FPGAs in industry are used for a very small number of specific applications: Smart NICs, Early stages of wireless networks (5G whilst the standards are being hammered out), military (where you need high performance with no consideration of cost), and embedded, Prof Video (where the custom I/O is essential).
Generally, unless you're doing something that fits those applications well, the FPGA will not look good, and there are the same mistakes made in research time after time. For data centre these are twice as bad. The four really glaring ones are always:
* Quoting performance without taking into account the time to get the data onto the FPGA (generally via a PCI-E link that killed any chance of winning vs. CPU).
* Assuming performance scales linearly to fill up an FPGA (Full FPGAs can't run as fast as 10% full ones without significant effort)
* Profiling only the part of the problem or set of data that your code performs well for and not reporting how it transfers onto corner cases that CPUs would obviously do well for.
* Comparing against some noddy s/w solution when you've literally spent the last 3 years of your PhD optimizing the FPGA solution, and doing no background reading to see what the state of the art s/w does.
It just destroys a load of the research we see. The good applications are far less exciting, but the MS Catapult is a great example - the reason it's competitive is because they're using the custom I/O of the FPGA to move data around really quick, it's like a custom smart NIC almost.
In a number of the applications I've seen the other killers are the fact that not only do you have the transfer costs you mentioned to the device, you also:
1. Have to get information back from the device - and in regular expression matching this might be 1 match in 1000 or 1 match in 5 if you're unlucky, and
2. Have to have a lot of parallelism to hit peak performance, yielding great throughput but so-so latency. At Sensory Networks during our hardware stage, we had a "2 Gbps regex accelerator" (hah) that didn't even hit that modest number on a single stream - it actually required 14 streams or so running at 142Mbps.

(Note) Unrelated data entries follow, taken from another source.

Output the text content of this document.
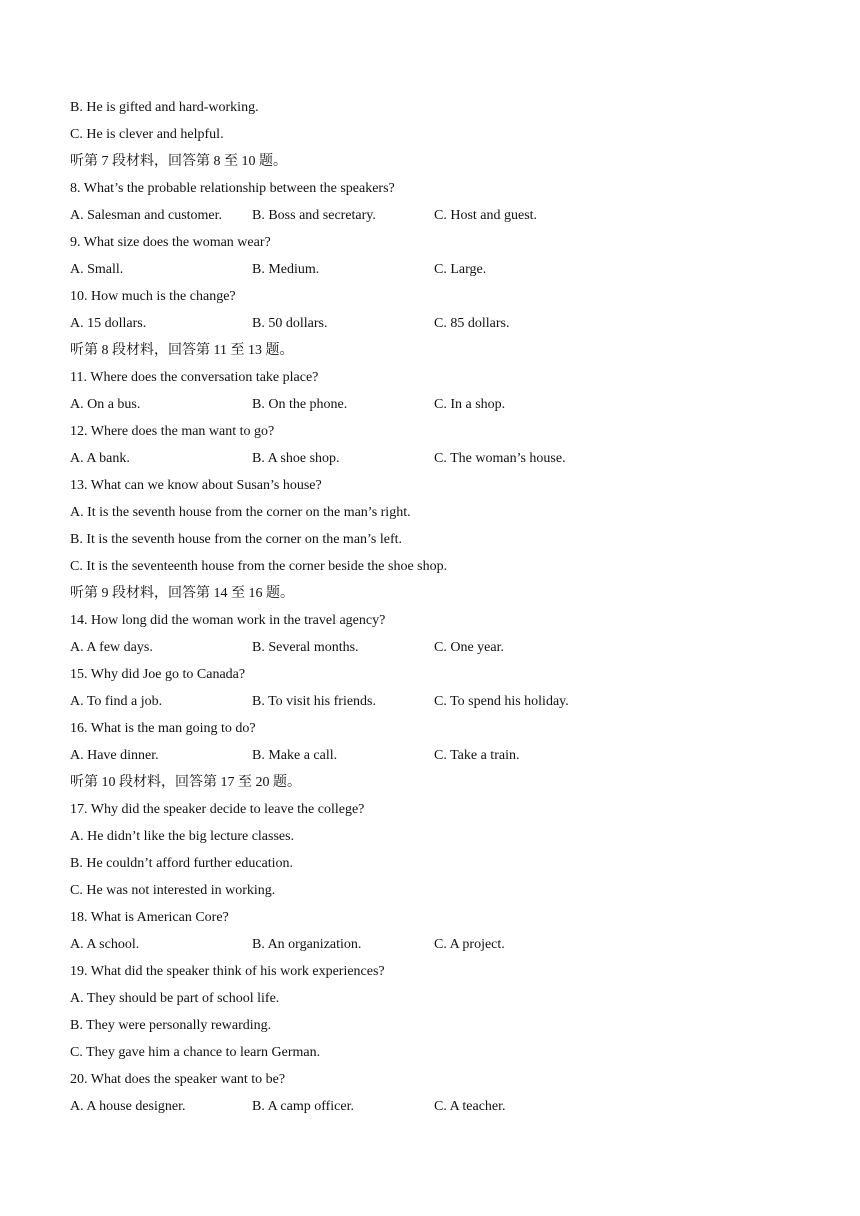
B. He is gifted and hard-working.
C. He is clever and helpful.
听第 7 段材料，回答第 8 至 10 题。
8. What’s the probable relationship between the speakers?
A. Salesman and customer.	B. Boss and secretary.	C. Host and guest.
9. What size does the woman wear?
A. Small.	B. Medium.	C. Large.
10. How much is the change?
A. 15 dollars.	B. 50 dollars.	C. 85 dollars.
听第 8 段材料，回答第 11 至 13 题。
11. Where does the conversation take place?
A. On a bus.	B. On the phone.	C. In a shop.
12. Where does the man want to go?
A. A bank.	B. A shoe shop.	C. The woman’s house.
13. What can we know about Susan’s house?
A. It is the seventh house from the corner on the man’s right.
B. It is the seventh house from the corner on the man’s left.
C. It is the seventeenth house from the corner beside the shoe shop.
听第 9 段材料，回答第 14 至 16 题。
14. How long did the woman work in the travel agency?
A. A few days.	B. Several months.	C. One year.
15. Why did Joe go to Canada?
A. To find a job.	B. To visit his friends.	C. To spend his holiday.
16. What is the man going to do?
A. Have dinner.	B. Make a call.	C. Take a train.
听第 10 段材料，回答第 17 至 20 题。
17. Why did the speaker decide to leave the college?
A. He didn’t like the big lecture classes.
B. He couldn’t afford further education.
C. He was not interested in working.
18. What is American Core?
A. A school.	B. An organization.	C. A project.
19. What did the speaker think of his work experiences?
A. They should be part of school life.
B. They were personally rewarding.
C. They gave him a chance to learn German.
20. What does the speaker want to be?
A. A house designer.	B. A camp officer.	C. A teacher.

Many of the same sins are repeated for GPGPU.
The other thing that I notice is that the "noddy s/w solution" sometimes is the only thing out there. I looked at some accelerator work on Random Forest inference (not training) and - wow - all the RF implementations are naive. There are a lot of s/w tasks out there that no-one has bothered to optimize with any effort at all.
However, when your adviser says "make a GPGPU/FPGA thesis" I think a smart PhD just goes and does that, rather than sinking 6 months into building a really great s/w comparison. :-)